6. Practice Positive Affirmations

As women with specific beauty aspirations (whether they're wholly personally generated, or a little influenced by the media and society), it can be easy to fall into cycles of doubt and self-loathing when we don't perceive ourselves the way we'd like to. But practicing positive affirmations can change those perceptions and allow us to have a better internal relationship.

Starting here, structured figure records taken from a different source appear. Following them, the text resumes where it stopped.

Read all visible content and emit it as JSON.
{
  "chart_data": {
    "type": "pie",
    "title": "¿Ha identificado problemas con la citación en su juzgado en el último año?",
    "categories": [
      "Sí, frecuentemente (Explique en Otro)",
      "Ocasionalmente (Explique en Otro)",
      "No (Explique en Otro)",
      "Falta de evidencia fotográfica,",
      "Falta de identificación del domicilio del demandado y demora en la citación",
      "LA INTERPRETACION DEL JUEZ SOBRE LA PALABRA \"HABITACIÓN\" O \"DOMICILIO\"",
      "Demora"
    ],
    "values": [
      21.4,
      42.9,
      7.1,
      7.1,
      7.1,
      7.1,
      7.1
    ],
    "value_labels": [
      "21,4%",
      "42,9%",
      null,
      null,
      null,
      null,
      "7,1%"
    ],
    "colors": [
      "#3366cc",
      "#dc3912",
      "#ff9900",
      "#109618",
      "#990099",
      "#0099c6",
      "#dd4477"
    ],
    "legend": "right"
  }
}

Growing up, our bathroom mirror was littered (or maybe, since this is positive affirmations we're talking about, I should say glittered) with little post-it notes proclaiming self-virtue and statements of personal strength and beauty. These daily reminders were both uplifting, and a wonderful way of getting into a self-loving mind space each morning, or at night, before bed. They also served to help fend off negative thought patterns while completing beauty routines, which, is where they sometimes find a way of sneaking in. Even if post-its on your mirror isn't in alignment with your personal decor preferences, you can still practice daily mental affirmations, or statements to yourself in the mirror — the post-its can just be a fun way to keep yourself on track. (I still smile whenever I visit mum and walk into her bathroom, greeted by a yellow array of positivity.)

7. Self Love Is An Ongoing Journey

I am enough.. quote locket on brass chain, $30, Starsbcreations/

And finally, the most significant lesson I've learned from both of my moms is that whether you've already learned to love your appearance or are just beginning to find respect for yourself when you look in the mirror, the journey is and always will be ongoing. Our bodies go through a myriad of changes in our lifetime, as do our mental and emotional states. As women, our hormones have a tendency to ebb and flow — not just during the major milestones of puberty and menopause, but daily. And while we can't (entirely) control the way those fluxes can play havoc on our emotional responses to our bodies, we can control the way we choose to see ourselves. We can practice conscious self love, and make a daily effort to find reasons to see ourselves as beautiful, no matter where we are along the way.

Knowing that self love is a journey, keep in mind that there will be days when you wake up and still feel crummy, lackluster, and can't find a single beautiful trait to identify with when you look in the mirror. And that's OK. Keep trying. Don't judge — give yourself a big 'ole mental hug, look up at your gentle post-it note reminders or pull out your Pinterest board of inspirational affirmations, find ways to love your body right now, and in the wise words of Dori, just keep swimming.